Particle Dynamics - The attributes of each of the particles may vary over time. For example, the color of a particle in an explosion may get darker as it gets further from the center of the explosion, indicating that it is cooling off. In general, each of the particle attributes can be specified by a parametric equation with time as the parameter. Particle attributes can be functions of both time and other particle attributes. For example, particle position is going to be dependent on previous particle position and velocity as well as time.

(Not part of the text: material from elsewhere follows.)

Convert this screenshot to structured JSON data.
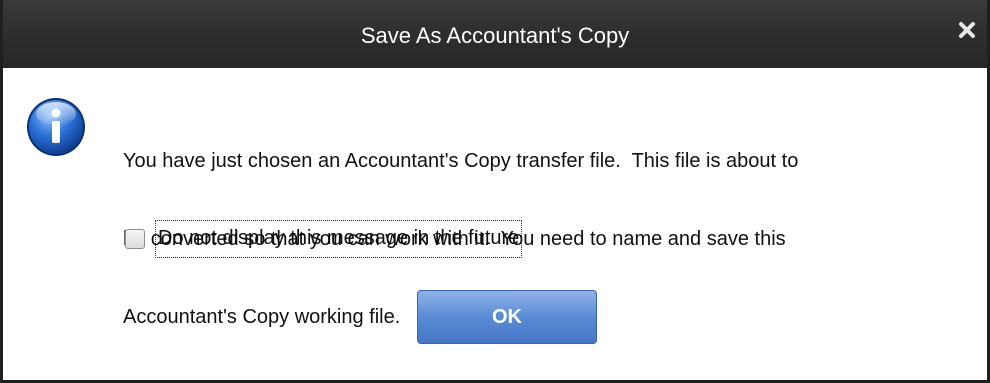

Extinction - Each particle has two attributes dealing with length of existence: age and lifetime. Age is the time that the particle has been alive (measured in frames), this value is always initialized to 0 when the particle is created. Lifetime is the maximum amount of time that the particle can live (measured in frames). When the particle age matches it's lifetime it is destroyed. In addition there may be other criteria for terminating a particle prematurely:
Running out of bounds - If a particle moves out of the viewing area and will not reenter it, then there is no reason to keep the particle active.
Hitting the ground - It may be assumed that particles that run into the ground burn out and can no longer be seen.
Some attribute reaches a threshold - For example, if the particle color is so close to black that it will not contribute any color to the final image, then it can be safely destroyed.
When rendering this system of thousands of particles, some assumptions have to be made to simplify the process. First, each particle is rendered to a small graphical primitive (blob). Particles that map to the same pixels in the image are additive - the color of a pixel is simply the sum of the color values of all the particles that map to it. Because of this assumption, no hidden surface algorithms are needed to render the image, the particles are simply rendered in order. Effects like temporal ant-aliasing (motion blur) are made simple by the particle system process. The position and velocity are known for each particle. By rendering a particle as a streak, motion blur can be achieved.